Last but not least, there is the anecdotal evidence of urn deliveries in Wuhan.

Hedge funds have long been known for creative and aggressive data gathering techniques, like using satellite imagery to count cars in parking lots. If, say, a big box retailer consistently has a higher number of cars in the parking lot, that is a good sign for same-store sales, and so on.

With the coronavirus, similar techniques have been deployed, but in a much darker way.

Iran, for example, is another country where the true caseload and fatality rate is probably off by multiple orders of magnitude. In terms of anecdotal evidence, the Washington Post has reported on “coronavirus burial pits so vast they’re visible from space.” (Via WaPo, you can see the satellite images here.)

The Wuhan urn deliveries are a comparable piece of evidence — not hard data, but hard to ignore. As Bloomberg reported last week:

“The long lines and stacks of ash urns greeting family members of the dead at funeral homes in Wuhan are spurring questions about the true scale of coronavirus casualties at the epicenter of the outbreak, renewing pressure on a Chinese government struggling to control its containment narrative.

Outside one funeral home, trucks shipped in about 2,500 urns on both Wednesday and Thursday, according to Chinese media outlet Caixin. Another picture published by Caixin showed 3,500 urns stacked on the ground inside. It’s unclear how many of the urns had been filled.

People who answered the phone at six of the eight funeral homes in Wuhan said they either did not have data on how many urns were waiting to be collected, or were not authorized to disclose the numbers. Calls were not answered at the other two.”

China’s official coronavirus fatality rate is 3,300 as of March 31 — below the current mark in the United States, which is 3,400 and climbing.

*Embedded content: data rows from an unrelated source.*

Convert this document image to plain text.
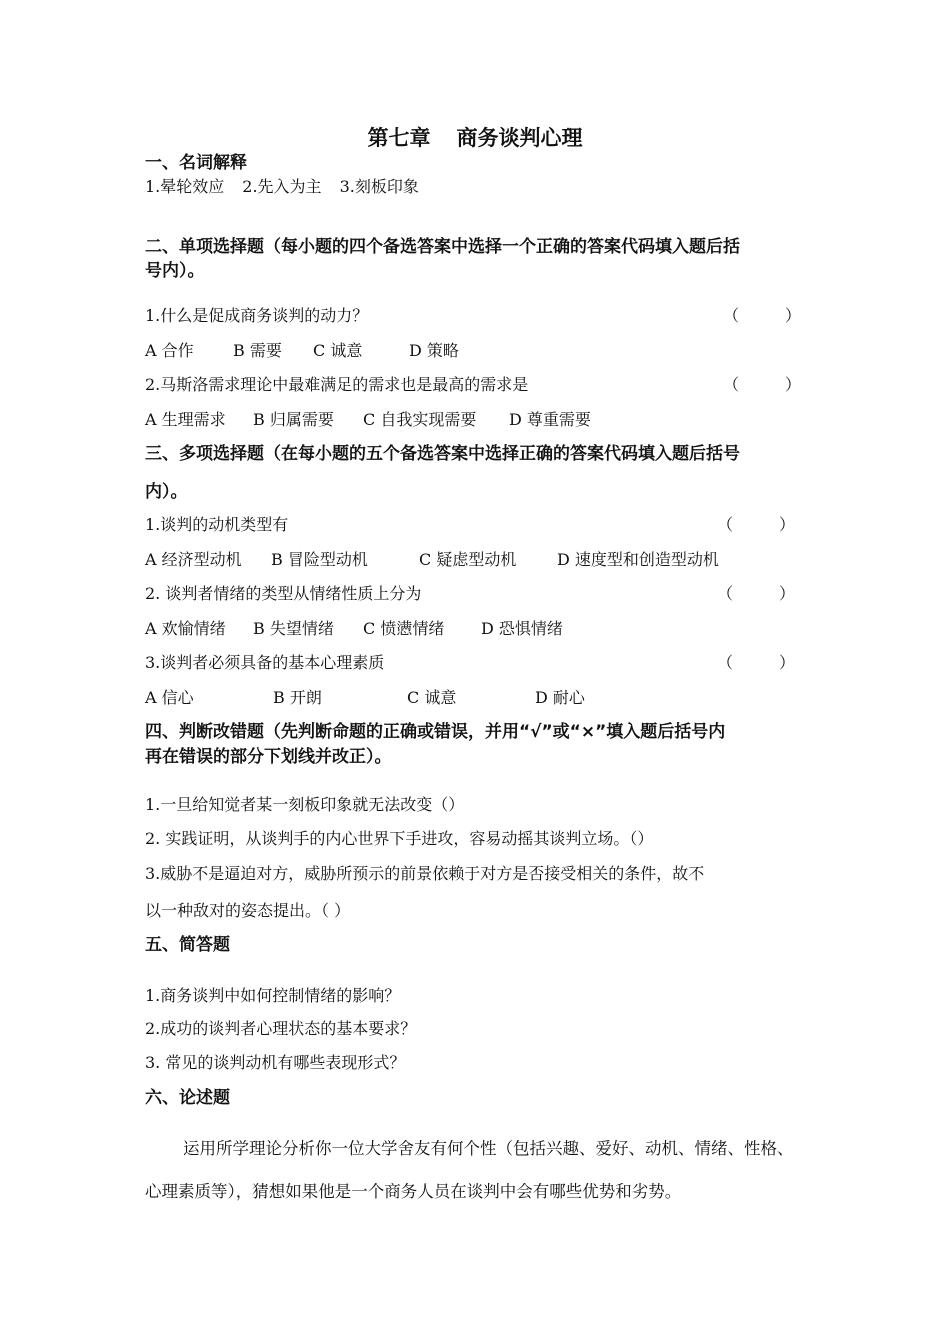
第七章 商务谈判心理
一、名词解释
1.晕轮效应 2.先入为主 3.刻板印象
二、单项选择题（每小题的四个备选答案中选择一个正确的答案代码填入题后括
号内）。
1.什么是促成商务谈判的动力？	（	）
A 合作 B 需要 C 诚意	D 策略
2.马斯洛需求理论中最难满足的需求也是最高的需求是	（	）
A 生理需求 B 归属需要 C 自我实现需要 D 尊重需要
三、多项选择题（在每小题的五个备选答案中选择正确的答案代码填入题后括号
内）。
1.谈判的动机类型有	（	）
A 经济型动机 B 冒险型动机	C 疑虑型动机	D 速度型和创造型动机
2. 谈判者情绪的类型从情绪性质上分为	（	）
A 欢愉情绪 B 失望情绪 C 愤懑情绪 D 恐惧情绪
3.谈判者必须具备的基本心理素质	（	）
A 信心	B 开朗	C 诚意	D 耐心
四、判断改错题（先判断命题的正确或错误，并用“√”或“×”填入题后括号内
再在错误的部分下划线并改正）。
1.一旦给知觉者某一刻板印象就无法改变（）
2. 实践证明，从谈判手的内心世界下手进攻，容易动摇其谈判立场。（）
3.威胁不是逼迫对方，威胁所预示的前景依赖于对方是否接受相关的条件，故不
以一种敌对的姿态提出。（ ）
五、简答题
1.商务谈判中如何控制情绪的影响？
2.成功的谈判者心理状态的基本要求？
3. 常见的谈判动机有哪些表现形式？
六、论述题
运用所学理论分析你一位大学舍友有何个性（包括兴趣、爱好、动机、情绪、性格、心理素质等），猜想如果他是一个商务人员在谈判中会有哪些优势和劣势。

But what is the real number? If the reported “15 to 40 times” estimate put forth by scientists advising the British government is something to go by, it could be as high as 130,000.

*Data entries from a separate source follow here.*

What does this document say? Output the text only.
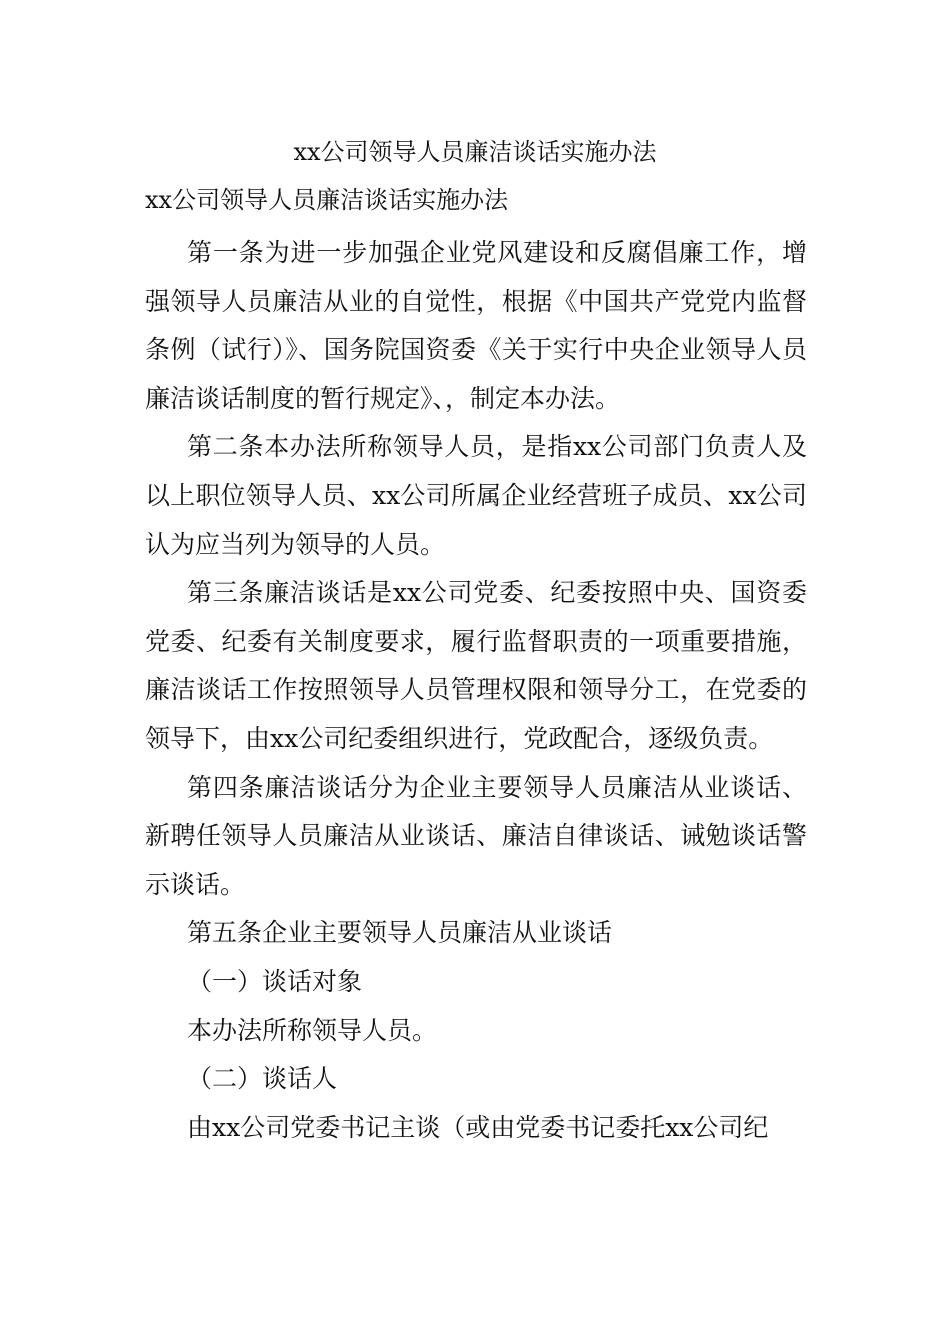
xx公司领导人员廉洁谈话实施办法
xx公司领导人员廉洁谈话实施办法

第一条为进一步加强企业党风建设和反腐倡廉工作，增强领导人员廉洁从业的自觉性，根据《中国共产党党内监督条例（试行）》、国务院国资委《关于实行中央企业领导人员廉洁谈话制度的暂行规定》、，制定本办法。

第二条本办法所称领导人员，是指xx公司部门负责人及以上职位领导人员、xx公司所属企业经营班子成员、xx公司认为应当列为领导的人员。

第三条廉洁谈话是xx公司党委、纪委按照中央、国资委党委、纪委有关制度要求，履行监督职责的一项重要措施，廉洁谈话工作按照领导人员管理权限和领导分工，在党委的领导下，由xx公司纪委组织进行，党政配合，逐级负责。

第四条廉洁谈话分为企业主要领导人员廉洁从业谈话、新聘任领导人员廉洁从业谈话、廉洁自律谈话、诫勉谈话警示谈话。

第五条企业主要领导人员廉洁从业谈话

（一）谈话对象

本办法所称领导人员。

（二）谈话人

由xx公司党委书记主谈（或由党委书记委托xx公司纪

This puts us in very strange territory.

It is plausible, though not confirmable, that unreported coronavirus deaths out of China, Iran, and other misreporting or nonreporting countries — Russia’s numbers are likely bogus, too, for example — could exceed the “official” death toll by an order of magnitude. 

This matters because the human species is now engaged in World War V — where “V” is for virus — and fatality data massaged to look less bad, though it might make people feel better, is like failing to grasp the true measure of the enemy.

We need an accurate picture of COVID-19 and the damage it can do — and has already done — in order to accurately calibrate the response. And as we have noted before, this war against the virus is nowhere close to over — we are still in the early stages.